Anthropic has intentions to roll out frequent updates for the Claude 3 model family in the upcoming months, introducing new features such as tool use, interactive coding, and "advanced agentic capabilities." The company emphasizes its commitment to ensuring that safety measures align with the advancements in AI performance and assures that the Claude 3 models "pose negligible potential for catastrophic risk at this time."

As of now, the Opus and Sonnet models are available through Anthropic's API, while Haiku is set to be released soon. Sonnet is also accessible through Amazon Bedrock and is in private preview on Google Cloud's Vertex AI Model Garden.

A word about LLM benchmarks

Upon subscribing to Claude Pro and conducting informal tests with Opus, it was observed that Opus exhibits a level of capability comparable to ChatGPT-4. While it struggles to generate original dad jokes (relying on scraped content from the web), it performs well in summarizing information, composing text in various styles, and logically analyzing word problems. Confabulations, or the generation of incorrect information, appear to be relatively low, with only occasional slips observed when discussing more obscure topics. In a field where quantifiable benchmarks are customary, the absence of definitive pass/fail outcomes can be frustrating, emphasizing the subjective nature of AI evaluation.
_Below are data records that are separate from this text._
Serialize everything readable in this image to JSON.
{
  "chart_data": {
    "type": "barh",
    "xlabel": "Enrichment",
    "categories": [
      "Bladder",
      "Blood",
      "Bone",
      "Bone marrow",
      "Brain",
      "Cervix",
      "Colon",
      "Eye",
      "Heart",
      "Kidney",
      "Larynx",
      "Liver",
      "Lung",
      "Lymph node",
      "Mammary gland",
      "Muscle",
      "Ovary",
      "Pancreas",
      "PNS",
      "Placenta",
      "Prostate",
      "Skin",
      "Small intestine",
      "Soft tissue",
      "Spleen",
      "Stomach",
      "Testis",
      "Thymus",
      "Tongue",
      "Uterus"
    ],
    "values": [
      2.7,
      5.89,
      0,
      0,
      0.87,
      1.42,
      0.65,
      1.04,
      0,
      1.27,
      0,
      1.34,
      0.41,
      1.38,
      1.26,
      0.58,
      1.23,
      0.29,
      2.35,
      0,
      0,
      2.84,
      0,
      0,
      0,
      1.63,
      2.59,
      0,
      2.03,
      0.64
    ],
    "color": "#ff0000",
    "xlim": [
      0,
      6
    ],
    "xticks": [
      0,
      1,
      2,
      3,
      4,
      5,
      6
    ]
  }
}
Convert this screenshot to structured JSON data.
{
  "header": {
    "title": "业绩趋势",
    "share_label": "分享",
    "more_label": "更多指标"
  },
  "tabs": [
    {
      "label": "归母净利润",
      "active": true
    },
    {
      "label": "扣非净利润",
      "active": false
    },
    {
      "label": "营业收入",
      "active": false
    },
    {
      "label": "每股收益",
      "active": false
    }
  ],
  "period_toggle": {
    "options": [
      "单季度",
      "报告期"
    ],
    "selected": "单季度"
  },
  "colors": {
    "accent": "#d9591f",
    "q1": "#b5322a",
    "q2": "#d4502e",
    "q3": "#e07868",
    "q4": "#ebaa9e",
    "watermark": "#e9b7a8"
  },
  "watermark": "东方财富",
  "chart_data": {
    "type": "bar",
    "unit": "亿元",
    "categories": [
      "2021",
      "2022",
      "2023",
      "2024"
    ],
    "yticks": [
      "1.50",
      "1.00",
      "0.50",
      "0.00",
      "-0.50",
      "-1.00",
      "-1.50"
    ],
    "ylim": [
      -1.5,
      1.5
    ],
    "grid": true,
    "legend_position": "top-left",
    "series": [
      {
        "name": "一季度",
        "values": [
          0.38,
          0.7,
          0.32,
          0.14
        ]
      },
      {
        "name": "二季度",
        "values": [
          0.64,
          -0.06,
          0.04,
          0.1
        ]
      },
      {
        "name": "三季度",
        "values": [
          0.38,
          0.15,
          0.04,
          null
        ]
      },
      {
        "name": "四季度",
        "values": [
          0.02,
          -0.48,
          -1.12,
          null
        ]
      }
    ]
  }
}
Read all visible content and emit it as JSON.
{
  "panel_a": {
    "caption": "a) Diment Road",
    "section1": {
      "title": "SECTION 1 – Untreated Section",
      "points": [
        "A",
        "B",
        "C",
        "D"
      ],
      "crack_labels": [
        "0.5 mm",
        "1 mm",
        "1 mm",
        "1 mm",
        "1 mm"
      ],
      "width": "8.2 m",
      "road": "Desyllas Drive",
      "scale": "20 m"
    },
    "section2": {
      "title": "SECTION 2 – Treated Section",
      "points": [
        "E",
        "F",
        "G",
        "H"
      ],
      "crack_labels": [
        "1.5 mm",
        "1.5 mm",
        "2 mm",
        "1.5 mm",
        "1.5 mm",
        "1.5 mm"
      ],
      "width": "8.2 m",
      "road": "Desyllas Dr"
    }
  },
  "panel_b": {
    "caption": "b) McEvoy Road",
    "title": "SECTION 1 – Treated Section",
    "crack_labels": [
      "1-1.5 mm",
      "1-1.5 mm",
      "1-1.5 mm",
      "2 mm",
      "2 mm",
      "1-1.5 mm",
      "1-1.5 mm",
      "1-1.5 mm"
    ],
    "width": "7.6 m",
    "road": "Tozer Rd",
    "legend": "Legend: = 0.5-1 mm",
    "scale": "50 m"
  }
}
AI benchmarks pose challenges as the effectiveness of AI assistants depends on various factors, including prompts used and the conditioning of the underlying AI model. AI models may perform well on specific tests but struggle to generalize capabilities to novel situations. Additionally, the subjective nature of AI assistant effectiveness makes it challenging to quantify success, as tasks can span diverse intellectual fields. This variability is not unique to Claude 3 but applies to all major language models from vendors like Google, OpenAI, and Meta. Each model has its strengths and weaknesses, which can be addressed through specific prompting techniques. Therefore, claims of outperforming other models should be approached with caution, and personal testing is crucial to determine the suitability of a model for a particular application.